Another area where former judge Moreland could take a hit financially, is his still approved state pension: Reports THE TENNESSEAN:
“ Moreland will pocket an estimated $4,588 pension each month beginning in May, according to Tara Stewart of Metro Human Resources. She said he is also eligible for medical coverage and a $10,000 life insurance policy.
But Moreland could lose his benefits. State law says a public official forfeits retirement benefits if convicted of "a felony arising out of that person's employment or official capacity, constituting malfeasance in office." Nashville's employee benefit board decides if Moreland can continue to get the benefits, with or without a conviction, according to Metro Law Director Jon Cooper.”
Meanwhile through his attorney Judge Moreland says he is innocent. Again from THE TENNESSEAN:
In response to the indictment, Moreland's attorney Peter Strianse said the former judge plans to plead not guilty.
"The indictment returned… against Judge Moreland is simply an accusation and is not evidence of anything," Strianse said.
"He will plead not guilty and, like all citizens, is presumed innocent."
Meanwhile the Metro Council is preparing to select an interim judge to fill Moreland’s seat until the elections next year.
As it has done in the past, the Nashville Bar Association has conducted an on-line poll of its members about the qualifications of those applying for the Council appointment. 538 NBA members responded and here’s how their survey turned out:
Q1 – In the selection for the position of General Sessions Court Judge in Davidson County, Tennessee:
The poll results are not binding in any way on the Council in making its choice. But clearly Ana Lucia Escobar has by far the best numbers in the bar survey, including both the highest “strongly recommend” numbers and the lowest “do not recommend” numbers. If Escobar, a former Metro Clerk who was
employed by a previous Council, is selected, she would be the first Hispanic General Sessions Judge in Davidson County history. The Council is set to vote on May 16.
LATE IN THE SESSION
I don’t know what it is about the propensity of the Tennessee General Assembly to refight the Civil War almost every year.

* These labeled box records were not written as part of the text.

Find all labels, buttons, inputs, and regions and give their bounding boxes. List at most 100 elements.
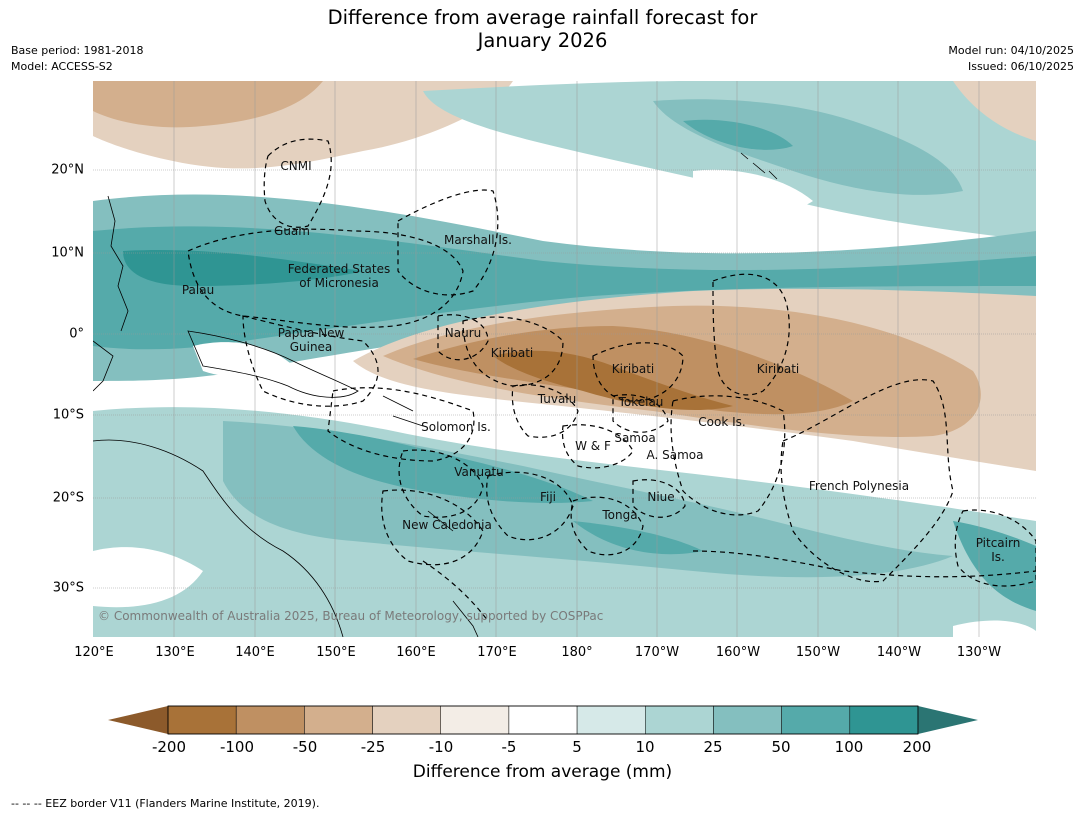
colorbar-segment-6 [576,705,646,735]
borneo-coast [93,340,114,392]
lon-label-160e: 160°E [396,645,436,660]
chart-title: Difference from average rainfall forecas… [0,6,1085,52]
field-dry-northwest-core [93,81,323,128]
place-guam: Guam [274,224,310,238]
field-wet-south-core-2 [573,521,703,555]
cb-label-7: 10 [635,738,655,756]
place-samoa: Samoa [614,431,656,445]
cb-label-3: -25 [360,738,386,756]
colorbar-extend-low [108,706,168,734]
field-neutral-south [93,547,203,608]
eez-tuvalu [511,384,579,438]
place-palau: Palau [181,283,215,297]
place-pitcairn-line-2: Is. [991,550,1005,564]
lat-label-20n: 20°N [51,162,84,178]
field-neutral-southeast [953,620,1036,637]
place-kiribati-central: Kiribati [611,362,655,376]
field-wet-southeast [953,521,1036,611]
lon-label-140e: 140°E [235,645,275,660]
base-period: Base period: 1981-2018 [11,44,144,57]
cb-label-11: 200 [902,738,932,756]
eez-kiribati-phoenix [592,342,684,402]
eez-png [242,315,379,407]
field-neutral-north [693,169,813,214]
hawaii-coast [740,152,778,180]
cb-label-1: -100 [219,738,255,756]
lon-label-150e: 150°E [316,645,356,660]
colorbar-segment-4 [440,705,510,735]
eez-new-caledonia [381,489,484,566]
place-french-polynesia: French Polynesia [808,479,910,493]
lon-label-130w: 130°W [956,645,1002,660]
lon-label-160w: 160°W [715,645,761,660]
cb-label-6: 5 [572,738,582,756]
lon-label-170w: 170°W [634,645,680,660]
colorbar-segment-0 [167,705,237,735]
cb-label-4: -10 [428,738,454,756]
lat-label-10n: 10°N [51,245,84,261]
lat-label-20s: 20°S [52,490,84,506]
place-pitcairn-line-1: Pitcairn [975,536,1021,550]
field-neutral-west [193,342,293,378]
field-wet-north-3 [683,119,793,150]
lon-label-170e: 170°E [477,645,517,660]
field-wet-itcz-core [123,250,363,286]
place-png-line-2: Guinea [289,340,333,354]
field-dry-northeast [953,81,1036,141]
eez-tokelau [612,394,669,433]
field-wet-south-core [293,426,593,503]
title-line-2: January 2026 [477,29,608,52]
colorbar-segment-1 [235,705,305,735]
place-tuvalu: Tuvalu [537,392,577,406]
place-kiribati-west: Kiribati [490,346,534,360]
place-fiji: Fiji [539,490,557,504]
eez-wallis-samoa [561,424,634,469]
meta-left: Base period: 1981-2018 Model: ACCESS-S2 [11,43,143,75]
colorbar [108,705,978,735]
lon-label-120e: 120°E [74,645,114,660]
model-run: Model run: 04/10/2025 [948,44,1074,57]
colorbar-extend-high [918,706,978,734]
lat-label-10s: 10°S [52,407,84,423]
place-wallis-futuna: W & F [575,439,611,453]
cb-label-10: 100 [834,738,864,756]
colorbar-segment-9 [781,705,851,735]
place-png-line-1: Papua New [277,326,345,340]
colorbar-segments [167,705,919,735]
eez-niue [632,479,686,518]
eez-kiribati-gilberts [462,316,564,387]
place-new-caledonia: New Caledonia [402,518,492,532]
place-cook-islands: Cook Is. [698,415,746,429]
field-wet-itcz-mid [93,226,1036,350]
eez-south-boundary [422,550,1036,622]
eez-cook [670,395,786,516]
lat-label-30s: 30°S [52,580,84,596]
cb-label-0: -200 [151,738,187,756]
model-name: Model: ACCESS-S2 [11,60,113,73]
eez-vanuatu [398,449,484,518]
title-line-1: Difference from average rainfall forecas… [327,6,758,29]
lat-label-0: 0° [69,326,84,342]
eez-fiji [486,471,574,541]
colorbar-title: Difference from average (mm) [412,762,673,782]
place-tokelau: Tokelau [618,395,664,409]
rainfall-map [93,81,1036,637]
eez-nauru [437,314,489,361]
cb-label-5: -5 [501,738,517,756]
solomons-coast [382,395,424,427]
place-cnmi: CNMI [280,159,312,173]
place-fsm-line-1: Federated States [287,262,391,276]
australia-coast [93,439,344,637]
lon-label-130e: 130°E [155,645,195,660]
lon-label-140w: 140°W [876,645,922,660]
colorbar-segment-10 [849,705,919,735]
eez-footnote: -- -- -- EEZ border V11 (Flanders Marine… [11,797,320,810]
colorbar-outline [167,705,919,735]
place-pitcairn: Pitcairn Is. [976,536,1021,564]
place-nauru: Nauru [444,326,482,340]
meta-right: Model run: 04/10/2025 Issued: 06/10/2025 [948,43,1074,75]
place-kiribati-east: Kiribati [756,362,800,376]
colorbar-segment-3 [372,705,441,735]
lon-label-180: 180° [561,645,593,660]
colorbar-segment-7 [645,705,714,735]
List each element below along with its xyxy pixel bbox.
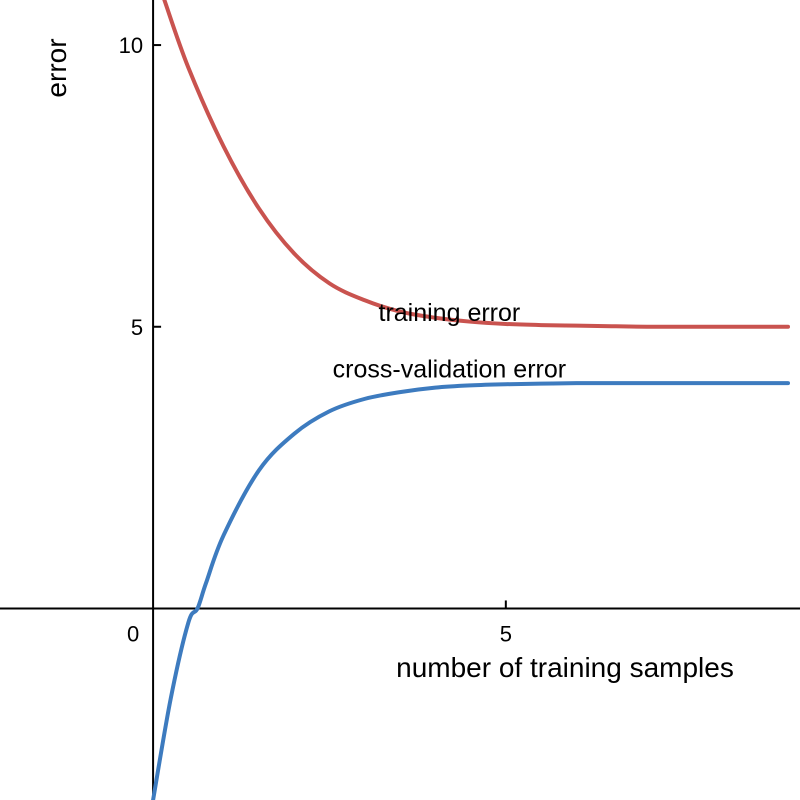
series-label-cross-validation-error: cross-validation error: [333, 355, 566, 383]
y-tick-label: 5: [131, 315, 143, 340]
series-layer: [151, 0, 791, 800]
series-label-training-error: training error: [379, 299, 521, 327]
series-line-cross-validation-error: [151, 381, 791, 800]
y-axis-title: error: [41, 38, 72, 97]
x-tick-label: 0: [127, 621, 139, 646]
series-line-training-error: [162, 0, 791, 329]
x-axis-title: number of training samples: [396, 652, 734, 683]
x-tick-label: 5: [500, 621, 512, 646]
axis-ticks: 0 5 5 10: [119, 33, 512, 646]
y-tick-label: 10: [119, 33, 143, 58]
labels-layer: training error cross-validation error: [333, 299, 566, 383]
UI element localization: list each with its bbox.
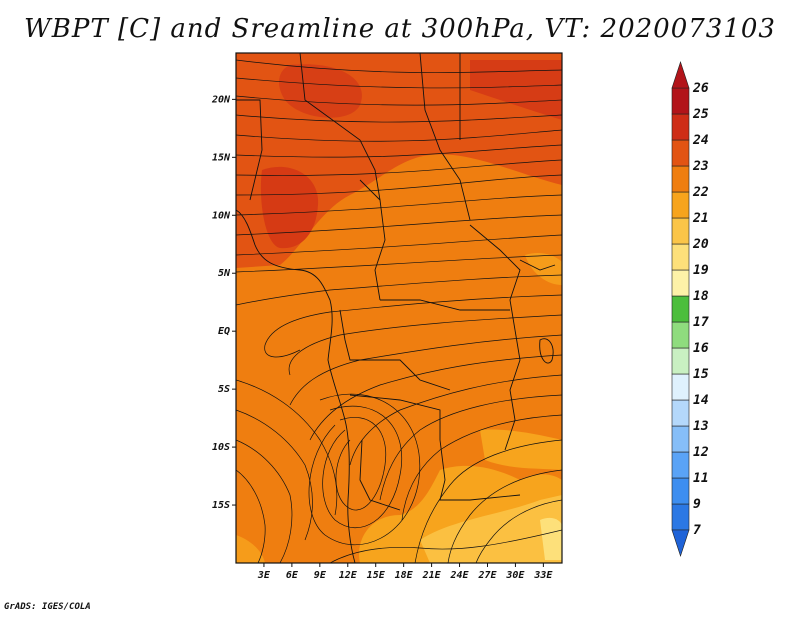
x-tick-label: 33E <box>533 570 553 581</box>
colorbar-label: 21 <box>692 211 709 226</box>
x-tick-label: 24E <box>450 570 470 581</box>
x-tick-label: 12E <box>339 570 358 581</box>
colorbar-label: 9 <box>693 497 701 512</box>
x-tick-label: 18E <box>395 570 414 581</box>
colorbar-segment <box>671 373 690 401</box>
y-tick-label: 15S <box>212 500 230 511</box>
colorbar-segment <box>671 243 690 271</box>
colorbar-label: 17 <box>693 315 709 330</box>
x-tick-label: 30E <box>505 570 525 581</box>
colorbar-segment <box>671 87 690 115</box>
colorbar-high-arrow <box>671 61 690 89</box>
colorbar-label: 12 <box>693 445 709 460</box>
colorbar-segment <box>671 321 690 349</box>
colorbar-label: 25 <box>692 107 709 122</box>
y-axis: 20N 15N 10N 5N EQ 5S 10S 15S <box>211 94 236 511</box>
y-tick-label: EQ <box>218 326 230 337</box>
colorbar-label: 18 <box>693 289 709 304</box>
wbpt-field <box>236 53 562 563</box>
colorbar: 7 9 11 12 13 14 15 16 17 18 19 20 21 22 23 24 25 26 <box>671 61 709 557</box>
colorbar-segment <box>671 165 690 193</box>
colorbar-label: 16 <box>693 341 709 356</box>
y-tick-label: 15N <box>212 152 231 163</box>
streamlines <box>236 59 562 563</box>
colorbar-segment <box>671 191 690 219</box>
x-axis: 3E 6E 9E 12E 15E 18E 21E 24E 27E 30E 33E <box>257 563 553 581</box>
colorbar-segment <box>671 295 690 323</box>
colorbar-segment <box>671 269 690 297</box>
x-tick-label: 15E <box>367 570 386 581</box>
country-borders <box>236 53 556 563</box>
colorbar-label: 20 <box>692 237 709 252</box>
colorbar-segment <box>671 217 690 245</box>
x-tick-label: 27E <box>477 570 497 581</box>
colorbar-label: 13 <box>693 419 709 434</box>
colorbar-segment <box>671 425 690 453</box>
colorbar-segment <box>671 477 690 505</box>
grads-credit: GrADS: IGES/COLA <box>4 602 91 612</box>
colorbar-segment <box>671 113 690 141</box>
colorbar-segment <box>671 503 690 531</box>
y-tick-label: 10S <box>212 442 230 453</box>
y-tick-label: 10N <box>212 210 231 221</box>
colorbar-segment <box>671 347 690 375</box>
y-tick-label: 5S <box>218 384 230 395</box>
y-tick-label: 5N <box>218 268 231 279</box>
chart-title: WBPT [C] and Sreamline at 300hPa, VT: 20… <box>24 14 776 44</box>
colorbar-segment <box>671 139 690 167</box>
x-tick-label: 3E <box>257 570 271 581</box>
colorbar-label: 24 <box>692 133 709 148</box>
colorbar-segment <box>671 451 690 479</box>
map-frame <box>235 52 563 564</box>
x-tick-label: 6E <box>286 570 299 581</box>
y-tick-label: 20N <box>211 94 231 105</box>
colorbar-label: 15 <box>693 367 709 382</box>
colorbar-low-arrow <box>671 529 690 557</box>
colorbar-label: 7 <box>693 523 701 538</box>
colorbar-label: 23 <box>692 159 709 174</box>
colorbar-label: 26 <box>692 81 709 96</box>
colorbar-segment <box>671 399 690 427</box>
colorbar-label: 11 <box>693 471 709 486</box>
colorbar-label: 14 <box>693 393 709 408</box>
colorbar-label: 22 <box>692 185 709 200</box>
x-tick-label: 21E <box>422 570 442 581</box>
x-tick-label: 9E <box>314 570 327 581</box>
colorbar-label: 19 <box>693 263 709 278</box>
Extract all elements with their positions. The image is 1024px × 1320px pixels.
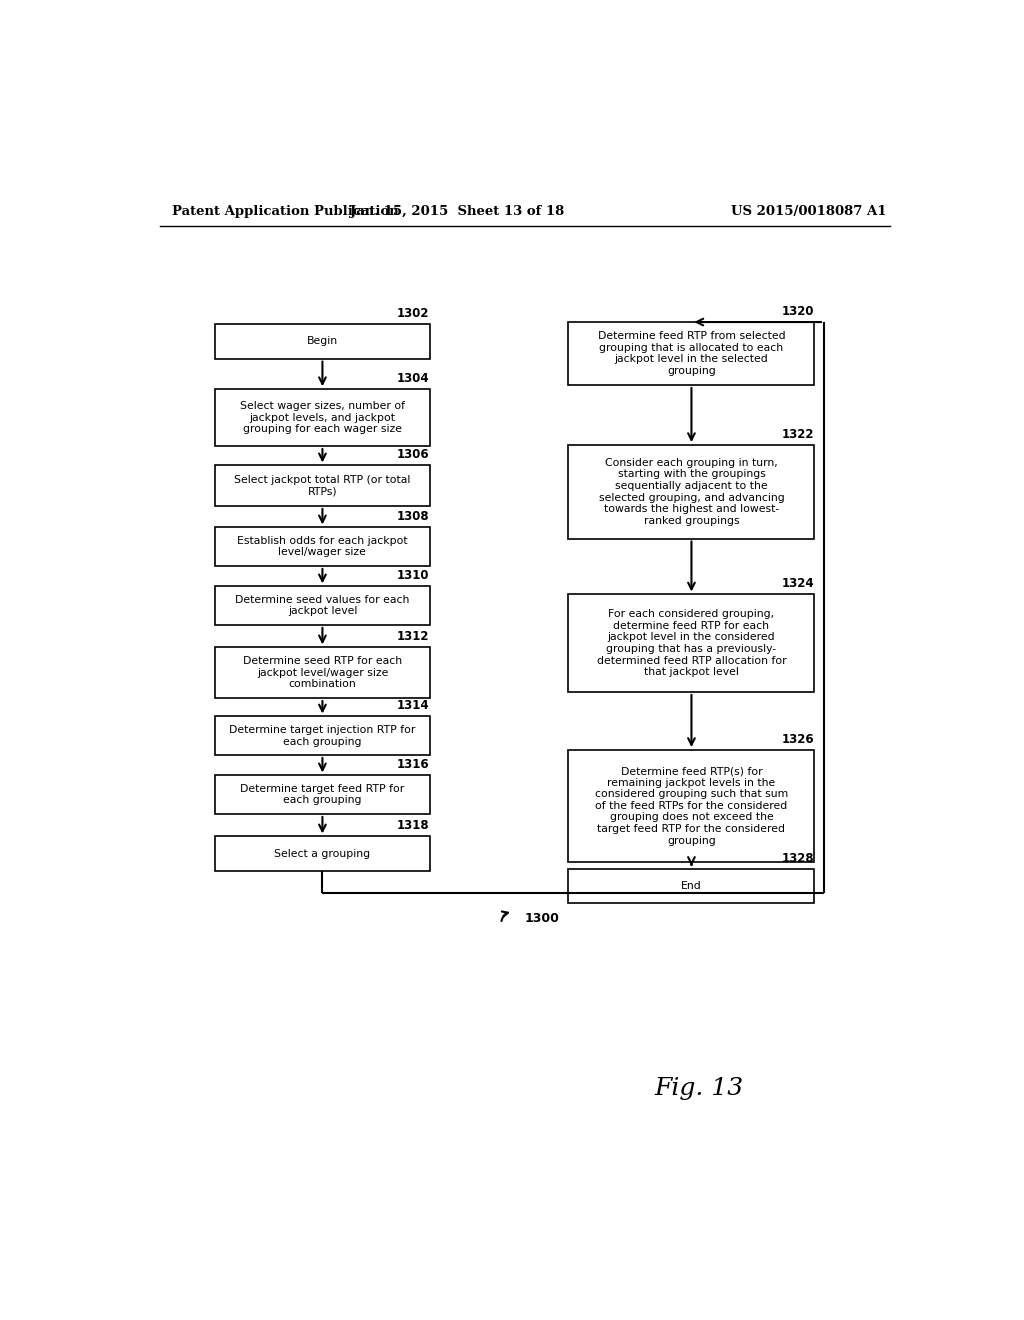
Text: Establish odds for each jackpot
level/wager size: Establish odds for each jackpot level/wa…: [238, 536, 408, 557]
Text: 1326: 1326: [782, 733, 814, 746]
Text: 1306: 1306: [397, 449, 430, 461]
Text: 1308: 1308: [397, 511, 430, 523]
FancyBboxPatch shape: [215, 528, 430, 566]
FancyBboxPatch shape: [215, 837, 430, 871]
FancyBboxPatch shape: [215, 389, 430, 446]
FancyBboxPatch shape: [568, 594, 814, 692]
Text: Determine target feed RTP for
each grouping: Determine target feed RTP for each group…: [241, 784, 404, 805]
Text: Determine feed RTP(s) for
remaining jackpot levels in the
considered grouping su: Determine feed RTP(s) for remaining jack…: [595, 766, 788, 846]
FancyBboxPatch shape: [215, 775, 430, 814]
Text: US 2015/0018087 A1: US 2015/0018087 A1: [731, 205, 887, 218]
Text: 1310: 1310: [397, 569, 430, 582]
Text: 1312: 1312: [397, 630, 430, 643]
Text: Determine feed RTP from selected
grouping that is allocated to each
jackpot leve: Determine feed RTP from selected groupin…: [598, 331, 785, 376]
FancyBboxPatch shape: [215, 647, 430, 698]
Text: Consider each grouping in turn,
starting with the groupings
sequentially adjacen: Consider each grouping in turn, starting…: [599, 458, 784, 525]
Text: 1320: 1320: [782, 305, 814, 318]
Text: Determine seed values for each
jackpot level: Determine seed values for each jackpot l…: [236, 595, 410, 616]
FancyBboxPatch shape: [568, 322, 814, 385]
Text: 1302: 1302: [397, 308, 430, 319]
FancyBboxPatch shape: [568, 445, 814, 539]
FancyBboxPatch shape: [215, 586, 430, 624]
Text: 1318: 1318: [397, 820, 430, 833]
Text: 1328: 1328: [782, 851, 814, 865]
FancyBboxPatch shape: [215, 717, 430, 755]
Text: 1322: 1322: [782, 428, 814, 441]
Text: Determine target injection RTP for
each grouping: Determine target injection RTP for each …: [229, 725, 416, 747]
Text: For each considered grouping,
determine feed RTP for each
jackpot level in the c: For each considered grouping, determine …: [597, 610, 786, 677]
Text: Select jackpot total RTP (or total
RTPs): Select jackpot total RTP (or total RTPs): [234, 475, 411, 496]
Text: Fig. 13: Fig. 13: [654, 1077, 744, 1100]
Text: Select a grouping: Select a grouping: [274, 849, 371, 858]
FancyBboxPatch shape: [568, 750, 814, 862]
Text: Determine seed RTP for each
jackpot level/wager size
combination: Determine seed RTP for each jackpot leve…: [243, 656, 402, 689]
Text: End: End: [681, 882, 701, 891]
Text: Patent Application Publication: Patent Application Publication: [172, 205, 398, 218]
Text: 1316: 1316: [397, 758, 430, 771]
FancyBboxPatch shape: [568, 869, 814, 903]
Text: 1304: 1304: [397, 372, 430, 385]
Text: 1324: 1324: [782, 577, 814, 590]
Text: Begin: Begin: [307, 337, 338, 346]
FancyBboxPatch shape: [215, 325, 430, 359]
Text: 1300: 1300: [524, 912, 560, 925]
Text: 1314: 1314: [397, 700, 430, 713]
Text: Select wager sizes, number of
jackpot levels, and jackpot
grouping for each wage: Select wager sizes, number of jackpot le…: [240, 401, 404, 434]
Text: Jan. 15, 2015  Sheet 13 of 18: Jan. 15, 2015 Sheet 13 of 18: [350, 205, 564, 218]
FancyBboxPatch shape: [215, 466, 430, 506]
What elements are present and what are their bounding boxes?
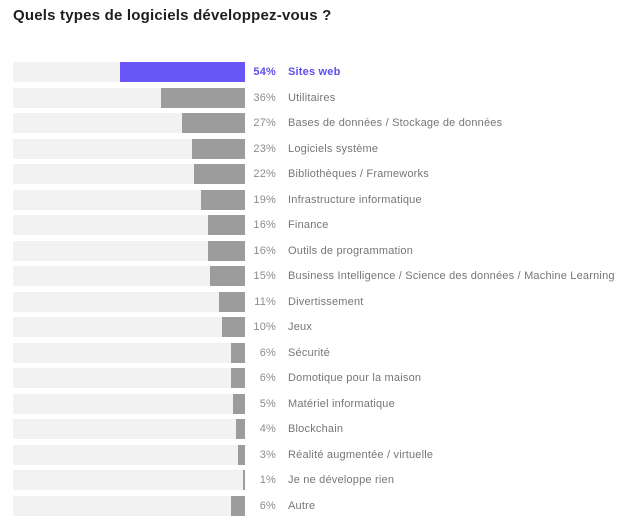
bar-label: Sites web (288, 66, 341, 78)
bar-value: 10% (253, 321, 276, 333)
bar-value: 22% (253, 168, 276, 180)
bar-fill (210, 266, 245, 286)
bar-fill (242, 470, 245, 490)
bar-label: Matériel informatique (288, 397, 395, 410)
bar-track (13, 317, 245, 337)
chart-row: 54% Sites web (13, 62, 617, 82)
bar-fill (221, 317, 245, 337)
bar-value: 54% (253, 66, 276, 78)
bar-label: Business Intelligence / Science des donn… (288, 270, 615, 282)
bar-label: Logiciels système (288, 142, 379, 155)
bar-value: 16% (253, 219, 276, 231)
chart-row: 6% Sécurité (13, 342, 617, 363)
bar-value: 3% (259, 448, 276, 461)
bar-track (13, 368, 245, 388)
bar-value: 23% (253, 142, 276, 155)
bar-value: 11% (254, 295, 276, 308)
bar-track (13, 342, 245, 363)
chart-title: Quels types de logiciels développez-vous… (13, 7, 332, 24)
bar-value: 1% (259, 474, 276, 486)
bar-value: 36% (253, 91, 276, 104)
chart-row: 19% Infrastructure informatique (13, 189, 617, 210)
bar-label: Infrastructure informatique (288, 193, 422, 206)
bar-track (13, 164, 245, 184)
bar-track (13, 215, 245, 235)
chart-row: 27% Bases de données / Stockage de donné… (13, 113, 617, 133)
bar-label: Blockchain (288, 423, 344, 435)
bar-fill (191, 138, 245, 159)
bar-fill (238, 444, 245, 465)
chart-row: 5% Matériel informatique (13, 393, 617, 414)
bar-fill (207, 240, 245, 261)
bar-label: Sécurité (288, 346, 330, 359)
bar-label: Autre (288, 499, 316, 512)
bar-track (13, 62, 245, 82)
bar-value: 15% (253, 270, 276, 282)
bar-fill (200, 189, 245, 210)
bar-fill (233, 393, 245, 414)
chart-row: 1% Je ne développe rien (13, 470, 617, 490)
chart-row: 4% Blockchain (13, 419, 617, 439)
bar-value: 6% (259, 346, 276, 359)
bar-fill (231, 342, 245, 363)
bar-label: Finance (288, 219, 329, 231)
bar-fill (182, 113, 245, 133)
bar-label: Réalité augmentée / virtuelle (288, 448, 434, 461)
bar-fill (207, 215, 245, 235)
bar-track (13, 266, 245, 286)
bar-track (13, 444, 245, 465)
bar-label: Outils de programmation (288, 244, 414, 257)
bar-fill (193, 164, 245, 184)
bar-value: 19% (253, 193, 276, 206)
chart-row: 36% Utilitaires (13, 87, 617, 108)
bar-value: 27% (253, 117, 276, 129)
bar-label: Divertissement (288, 295, 364, 308)
chart-row: 6% Domotique pour la maison (13, 368, 617, 388)
bar-fill (231, 495, 245, 516)
bar-track (13, 495, 245, 516)
bar-track (13, 240, 245, 261)
chart-row: 6% Autre (13, 495, 617, 516)
bar-fill (161, 87, 245, 108)
bar-value: 5% (259, 397, 276, 410)
bar-label: Utilitaires (288, 91, 336, 104)
bar-label: Je ne développe rien (288, 474, 395, 486)
chart-row: 22% Bibliothèques / Frameworks (13, 164, 617, 184)
bar-fill (231, 368, 245, 388)
bar-track (13, 470, 245, 490)
bar-track (13, 419, 245, 439)
chart-row: 15% Business Intelligence / Science des … (13, 266, 617, 286)
bar-fill (119, 62, 245, 82)
bar-track (13, 189, 245, 210)
bar-track (13, 393, 245, 414)
bar-fill (235, 419, 245, 439)
survey-results-panel: Quels types de logiciels développez-vous… (13, 7, 617, 516)
chart-row: 23% Logiciels système (13, 138, 617, 159)
bar-label: Bibliothèques / Frameworks (288, 168, 429, 180)
bar-chart: 54% Sites web 36% Utilitaires 27% Bases … (13, 62, 617, 516)
bar-value: 16% (253, 244, 276, 257)
chart-row: 16% Outils de programmation (13, 240, 617, 261)
bar-fill (219, 291, 245, 312)
chart-row: 11% Divertissement (13, 291, 617, 312)
bar-track (13, 138, 245, 159)
chart-row: 10% Jeux (13, 317, 617, 337)
bar-track (13, 87, 245, 108)
bar-value: 6% (259, 372, 276, 384)
chart-row: 3% Réalité augmentée / virtuelle (13, 444, 617, 465)
bar-track (13, 291, 245, 312)
bar-track (13, 113, 245, 133)
bar-label: Jeux (288, 321, 313, 333)
bar-value: 4% (259, 423, 276, 435)
bar-value: 6% (259, 499, 276, 512)
bar-label: Bases de données / Stockage de données (288, 117, 503, 129)
chart-row: 16% Finance (13, 215, 617, 235)
bar-label: Domotique pour la maison (288, 372, 422, 384)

Once again this session the fight revolves controversial Confederate General Nathan Bedford Forrest. A recently passed resolution (that went through on the consent calendar in the House) has lead the sponsoring lawmaker to apologize while the House Black Caucus is charging subterfuge.
Tom Humphrey has the story details here.
HURRAY FOR THE TENNESSEE STATE LIBRARY AND ARCHIVES
I mentioned earlier that this week Governor Haslam sent to the General Assembly his updated, supplemental budget for next year.
It includes $40 million in funding for a new State Library and Archives building to be constructed on the Bicentennial Mall near where the new State Museum is under construction. The $40 million is a little less than half of the projected $98 million it will take to complete the project.
I had Tennessee Secretary of State Trey Hargett on INSIDE POLITICS a few weeks ago to state his case for why a new facility is needed. Based on the FB comments and e-mails I’ve received he stirred up support for his cause. Being a big fan of history and archives I am happy to have helped in that outreach process and thrilled seems to be forthcoming!
THE DEFINITION OF WORDS
This week the State Senate approved 23-6 and sent to Governor Haslam a bill that instructs Tennessee courts to use the “natural and ordinary meaning” of words when interpreting statutes. The controversy that sparked this legislation is over a Knoxville court case that dealt with whether the word “husband” in state law can apply to a woman married to the biological mother of a child.
LGBT rights groups are calling for a veto by the Governor, saying the legislation is attempt around the Supreme Court ruling legalizing gay marriage and might led to some groups and states boycotting Tennessee. But according to a spokesman for Mr. Haslam, he is “deferring to the will of the legislature” on this issue.